Cette singulière convention semble bien avoir été faite plutôt en faveur du malade et pour sauvegarder ses intérêts personnels qu’en faveur du chirurgien. Nous ne la reproduisons d’ailleurs que pour donner une idée de ce que pouvaient être ces traités entre malades et médecins, mais il est évident que lorsqu’il s’agissait de médecins proprement dits et non plus de chirurgiens ou oculistes, les choses se passaient de tout autre façon. Le médecin en effet n’aurait pu subordonner le paiement de ses honoraires à la guérison de son malade, ni ce dernier faire de son retour à la santé une condition sine qua non de ce paiement. Le médecin ne se faisait pas faute, il est vrai, de garantir la guérison, mais il avait grand soin d’autre part de prendre ses précautions en cas d’échec en prévenant l’entourage du malade que la maladie était fort grave, qu’il ne répondait de rien, mais que pourtant, avec l’aide de Dieu, il espérait bien en avoir raison.

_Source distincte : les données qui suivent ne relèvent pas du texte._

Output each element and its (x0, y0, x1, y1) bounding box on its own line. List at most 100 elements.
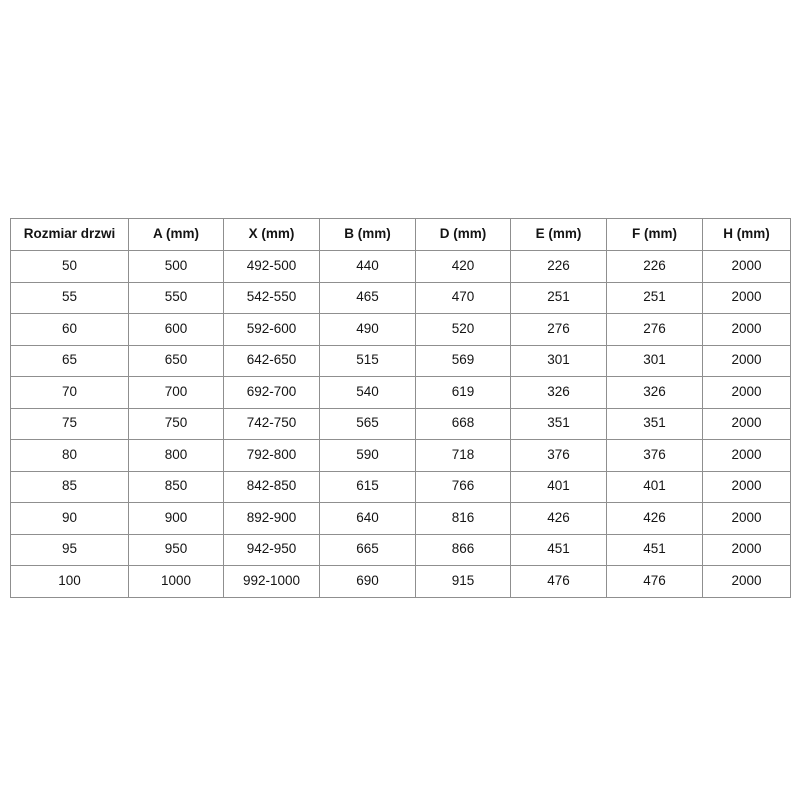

Pour le chirurgien, la situation était quelque peu différente ; le succès de son intervention dépendant de sa plus ou moins grande habileté, on ne voulait le payer qu’en cas de réussite, d’autant que cette profession, surtout avant le XVe siècle, était le plus souvent entre les mains de vulgaires charlatans qui ne se faisaient pas faute d’exploiter la crédulité et la confiance de leurs malheureux clients. C’est ce qui se voyait, en particulier, chez les oculistes dont Jean de Tournemire, au XVIe siècle, constate la malhonnêteté en disant que s’ils se trompent ils se sauvent avec l’argent : Fagiunt habita pecunia. Il paraît d’ailleurs que les chirurgiens avaient encore plus de mal que les médecins à se faire payer, si nous en croyons un célèbre chirurgien du XIVe siècle, Henri de Mondeville : « Je n’ai jamais trouvé, dit-il, d’homme assez riche ou plutôt assez honnête, de quelque condition que ce soit, religieuse ou autre, pour pouvoir payer au chirurgien ce qu’il avait promis sans y être forcé. » Ces mœurs expliquent et justifient ce que paraît avoir d’un peu singulier le pacte médical tel qu’on le pratiquait au Moyen Age.